Calderon called the process “kind of depressing if you’re a Democrat,” elaborating:
“It’s like what I often say about the Tea Party. They don’t’ care about facts, they don’t care about truth...and sometimes they don’t have a brain.”
He blamed the result in part on the fact that many of his supporters were involved in local campaigns. A number of city elections were held around the county Tuesday.
Some of the members, he said, “were almost crazed” and “out of control” in their efforts to link Calderon to the scandal that has enveloped his family.
“What can I say except we’re different?”, he asked rhetorically. “I can’t control what [my brothers[ do. What they do they’re responsible for, what I do I’m responsible for.”
Calderon and Rose are candidates for Office No. 48, the seat from which Judge Ronald Sohigian is retiring.
The committee made other endorsements in judicial races:
•Office No. 22, civil litigator Pamala F. Matsumoto was endorsed over Deputy District Attorney Amy Carter.
•Office No. 54, Superior Court Commissioner Debra L. Losnick was endorsed over Deputy District Attorney Shannon L. Knight for the seat now held by Judge Lance Ito.
•Office No. 61, Superior Court Commissioner Jacqueline H. Lewis was endorsed over Deputy District Attorney Dayan Mathai and former volunteer prosecutor B. Otis Felder for the seat now held by Judge Michael Nash.
•Office No. 76, Deputy District Attorney Helen Kim was endorsed in her race with fellow prosecutor Alison Matsumoto Estrada for the seat now held by Judge Harvey Giss. Daar said his committee recommended no endorsement, but Kim, the only Democrat in the race, received the necessary supermajority of the full committee.
•Office No. 87, criminal defense attorney Andrew M. Stein was endorsed over prosecutors Tom Griego and Steven P. Schreiner for the seat now held by Judge Rex Heeseman.
•Office No. 97, no endorsement between Deputy District Attorney Teresa Pineda Magno and Deputy City Attorney Songhai Miguda-Armstead for the seat formerly held by Judge David Milton, who retired in February. Gould, who represents Miguda-Armstead, said his candidate received about 53 percent of the vote, whereas the committee endorsed her opponent.
•Office No. 107, Superior Court Commissioner Emma Castro was endorsed. Her opponent for the seat now held by Judge Bob S. Bowers Jr. is Deputy District Attorney Joan M. Chrostek.
•Office No. 113, no endorsement between Superior Court Referee Steven Klaif and Deputy District Attorney Stacy Wiese for the seat now held by Judge R. Bruce Minto, who retired last month.

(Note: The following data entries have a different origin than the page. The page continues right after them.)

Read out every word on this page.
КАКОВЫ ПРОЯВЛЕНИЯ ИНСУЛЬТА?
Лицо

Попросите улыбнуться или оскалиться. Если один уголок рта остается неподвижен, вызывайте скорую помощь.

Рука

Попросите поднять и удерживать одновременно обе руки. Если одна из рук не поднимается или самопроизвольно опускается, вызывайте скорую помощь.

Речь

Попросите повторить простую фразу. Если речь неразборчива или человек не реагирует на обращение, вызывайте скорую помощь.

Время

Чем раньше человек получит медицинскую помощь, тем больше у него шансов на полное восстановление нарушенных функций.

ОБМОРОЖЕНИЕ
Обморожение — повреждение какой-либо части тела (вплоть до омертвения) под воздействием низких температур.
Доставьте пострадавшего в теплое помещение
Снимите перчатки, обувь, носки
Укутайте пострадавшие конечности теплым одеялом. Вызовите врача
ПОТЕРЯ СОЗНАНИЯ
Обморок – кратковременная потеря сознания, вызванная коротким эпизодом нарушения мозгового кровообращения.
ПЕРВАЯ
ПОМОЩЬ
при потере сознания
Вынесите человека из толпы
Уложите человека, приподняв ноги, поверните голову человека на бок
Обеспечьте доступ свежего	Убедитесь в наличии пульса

•Office No. 117, no endorsement between Deputy District Attorney Carol Najera and Judge James B. Pierce.
•Office No. 138, no endorsement between attorney Marc A. Gibbons and Deputy District Attorney Donna Hollingsworth Armstrong for the seat now held by Judge Carlos Uranga.
•Office No. 157, no endorsement between Deputy District Attorney Andrew Cooper and retired Superior Court Referee Arnold William Mednick for the seat formerly held by Judge Jessica Perrin Silvers, who retired in February.